Gosto de ver as pessoas praticando a meditação andando pela primeira vez ou pelas primeiras vezes. Achamos que sabemos o que é andar: achamos que aprendemos tudo quando éramos crianças. Nada de novo aqui! Achamos que sabemos como nossos pés se movem, como nosso corpo se move no espaço. Quando as pessoas começam a desacelerar e dar três passos com a inspiração, três passos com a expiração, muitas vezes pode ser uma experiência muito estranha para elas e elas começam a se sentir desequilibradas e cambalear um pouco porque está tão habituado a uma maneira particular de andar inconsciente. Há muito a descobrir mesmo nas ações mais simples e comuns, ou talvez deva dizer especialmente nas ações mais simples e comuns.

 

Da mesma forma, pensamos que já sabemos o que é sentar e deitar. Achamos que sabemos o que é permanecer. A atenção plena ao corpo é uma prática de descoberta das maneiras habituais com que movemos nossos corpos, de interagir com o espaço; é uma prática de desaprender e reaprender. Há tantas descobertas esperando por você quando você retorna à intimidade com seu corpo, tal como ele é. Existem tantos momentos “aha”. Seu corpo é uma maravilha, mesmo com suas dores e sofrimentos e cabelos grisalhos (ou, como já ouvi serem chamados, fios de sabedoria).

 

À medida que nossa consciência baseada no corpo cresce e se desenvolve, notamos todos os movimentos sutis dos músculos. Até começamos a perceber a intenção de nos mover. Percebemos o surgimento e o desaparecimento das sensações a cada momento. A plena atenção do corpo pode ser muito profunda. Para começar a desenvolver essa primeira base de atenção plena, comece simplesmente observando as diferentes posições de seu corpo à medida que você entra nelas com aquela consciência gentil, relaxada e gentil que chamamos de atenção plena.

 

Prática sugerida: varredura corporal

 

Outra prática de atenção plena do corpo no corpo é fazer uma varredura completa do corpo. Podemos fazer isso durante a meditação sentada ou em outros momentos do dia.
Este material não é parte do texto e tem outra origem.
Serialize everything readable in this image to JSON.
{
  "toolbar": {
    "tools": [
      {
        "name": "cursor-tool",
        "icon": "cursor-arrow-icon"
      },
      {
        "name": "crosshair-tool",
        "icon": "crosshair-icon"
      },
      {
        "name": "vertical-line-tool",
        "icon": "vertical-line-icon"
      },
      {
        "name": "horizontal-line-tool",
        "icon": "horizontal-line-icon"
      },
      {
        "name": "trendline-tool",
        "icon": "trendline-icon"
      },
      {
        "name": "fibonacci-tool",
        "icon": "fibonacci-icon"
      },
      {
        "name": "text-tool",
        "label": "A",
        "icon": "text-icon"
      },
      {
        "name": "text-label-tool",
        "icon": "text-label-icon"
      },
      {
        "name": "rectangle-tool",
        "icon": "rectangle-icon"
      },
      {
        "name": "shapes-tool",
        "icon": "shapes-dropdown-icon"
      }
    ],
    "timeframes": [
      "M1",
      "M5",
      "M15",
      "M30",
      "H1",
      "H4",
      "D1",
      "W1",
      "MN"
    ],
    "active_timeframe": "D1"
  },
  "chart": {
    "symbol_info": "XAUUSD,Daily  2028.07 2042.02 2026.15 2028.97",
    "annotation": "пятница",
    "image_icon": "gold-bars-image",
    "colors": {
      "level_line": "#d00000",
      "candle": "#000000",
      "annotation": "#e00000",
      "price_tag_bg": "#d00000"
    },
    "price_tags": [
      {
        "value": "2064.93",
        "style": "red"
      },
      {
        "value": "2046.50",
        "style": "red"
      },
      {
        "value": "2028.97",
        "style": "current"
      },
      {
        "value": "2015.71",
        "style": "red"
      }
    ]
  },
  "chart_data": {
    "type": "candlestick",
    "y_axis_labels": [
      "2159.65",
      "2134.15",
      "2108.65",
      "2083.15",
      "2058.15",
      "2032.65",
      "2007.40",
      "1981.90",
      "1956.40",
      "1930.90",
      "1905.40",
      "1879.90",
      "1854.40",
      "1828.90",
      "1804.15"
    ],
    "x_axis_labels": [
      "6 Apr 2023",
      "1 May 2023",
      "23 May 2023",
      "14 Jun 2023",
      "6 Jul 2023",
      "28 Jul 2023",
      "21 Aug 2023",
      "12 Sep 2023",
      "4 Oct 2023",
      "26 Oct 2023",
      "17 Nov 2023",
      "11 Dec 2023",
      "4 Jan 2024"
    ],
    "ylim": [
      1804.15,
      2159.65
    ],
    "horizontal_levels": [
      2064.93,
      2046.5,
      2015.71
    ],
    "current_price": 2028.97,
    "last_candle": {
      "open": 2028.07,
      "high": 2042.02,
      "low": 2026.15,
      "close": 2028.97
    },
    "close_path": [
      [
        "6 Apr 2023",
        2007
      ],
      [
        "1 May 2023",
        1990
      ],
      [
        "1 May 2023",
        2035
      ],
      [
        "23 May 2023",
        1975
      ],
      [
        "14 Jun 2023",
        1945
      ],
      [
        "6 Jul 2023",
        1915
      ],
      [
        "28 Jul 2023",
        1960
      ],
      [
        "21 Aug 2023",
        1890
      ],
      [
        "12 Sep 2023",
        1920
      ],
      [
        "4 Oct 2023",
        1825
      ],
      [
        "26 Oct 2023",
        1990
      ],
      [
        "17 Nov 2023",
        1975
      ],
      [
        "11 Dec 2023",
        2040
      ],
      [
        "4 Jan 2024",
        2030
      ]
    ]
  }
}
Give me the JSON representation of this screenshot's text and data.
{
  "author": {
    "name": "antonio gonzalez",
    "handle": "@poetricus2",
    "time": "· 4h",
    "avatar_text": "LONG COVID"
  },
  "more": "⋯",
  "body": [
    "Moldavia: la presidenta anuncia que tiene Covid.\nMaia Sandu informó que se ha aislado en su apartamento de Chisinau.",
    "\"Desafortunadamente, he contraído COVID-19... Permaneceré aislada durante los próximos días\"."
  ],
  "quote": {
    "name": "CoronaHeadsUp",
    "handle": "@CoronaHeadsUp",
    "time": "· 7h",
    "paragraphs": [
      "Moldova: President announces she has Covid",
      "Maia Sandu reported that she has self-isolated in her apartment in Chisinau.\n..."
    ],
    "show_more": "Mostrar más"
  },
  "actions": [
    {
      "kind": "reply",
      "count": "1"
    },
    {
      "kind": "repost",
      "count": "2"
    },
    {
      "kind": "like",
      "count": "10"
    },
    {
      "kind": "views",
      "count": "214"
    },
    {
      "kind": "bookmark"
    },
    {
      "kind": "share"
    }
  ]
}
Podemos estar cientes de todas as diferentes partes de nosso corpo; tradicionalmente são trinta e dois listados: cabelo da cabeça, cabelo do corpo, unhas, dentes, pele, músculos, tendões, ossos, medula óssea, baço, coração, fígado, membranas, rins, pulmões, intestino grosso, intestino delgado , desfiladeiro, fezes, bílis, catarro, linfa, sangue, suor, gordura, lágrimas, óleo, saliva, muco, óleo nas articulações, urina, cérebro.

 

Como você começou a descobrir neste livro, o budismo é muito importante nas listas. Existem listas de tudo, principalmente porque o budismo foi uma tradição oral por aproximadamente quinhentos anos após a morte do Buda. Portanto, foi uma ótima maneira de as pessoas memorizarem. Há uma linhagem oral profunda nos ensinamentos budistas.

 

Concretamente, quando praticamos a varredura corporal, nossa atenção plena flui através das diferentes partes do nosso corpo: cabelo na cabeça, cabelo no corpo, unhas, nossos dentes, nossa pele, nosso coração, nosso sangue, nossos pulmões, nosso intestinos, nossos ossos, nossa medula óssea, todas as diferentes partes do nosso corpo, e reconhecê-los pelo que são, trazendo a energia da consciência plena para lá. Quando levamos a energia da atenção plena a um órgão, tecido ou parte do nosso corpo - pelo menos para mim - surge a gratidão.

 

Falando em cabelo na cabeça, como monge não tenho tanto. No ano passado, eu estava sentado no trem em Brisbane na frente de dois jovens que conversavam a caminho do trabalho. Um dos caras reclamou para o outro: "Cara, estou tendo um dia com o cabelo tão ruim, simplesmente não consigo fazer com que fique bem hoje." Sentei-me lá e percebi que uma das grandes alegrias da vida monástica é que nunca tenho dias de cabelo feio. Eu, no entanto, tenho que ser completamente honesto e compartilhar que todos os dias da minha vida eu tenho um dia sem cabelo!

 

Prática Sugerida: Relaxamento Total

 

Uma maneira de praticar a varredura de nosso corpo em nossa tradição de Plum Village é o relaxamento total - reservar algum tempo durante nosso dia de trabalho ou no final do dia para deitar e fazer uma varredura de corpo inteiro, reconhecendo, relaxando e liberando todas as diferentes partes do corpo.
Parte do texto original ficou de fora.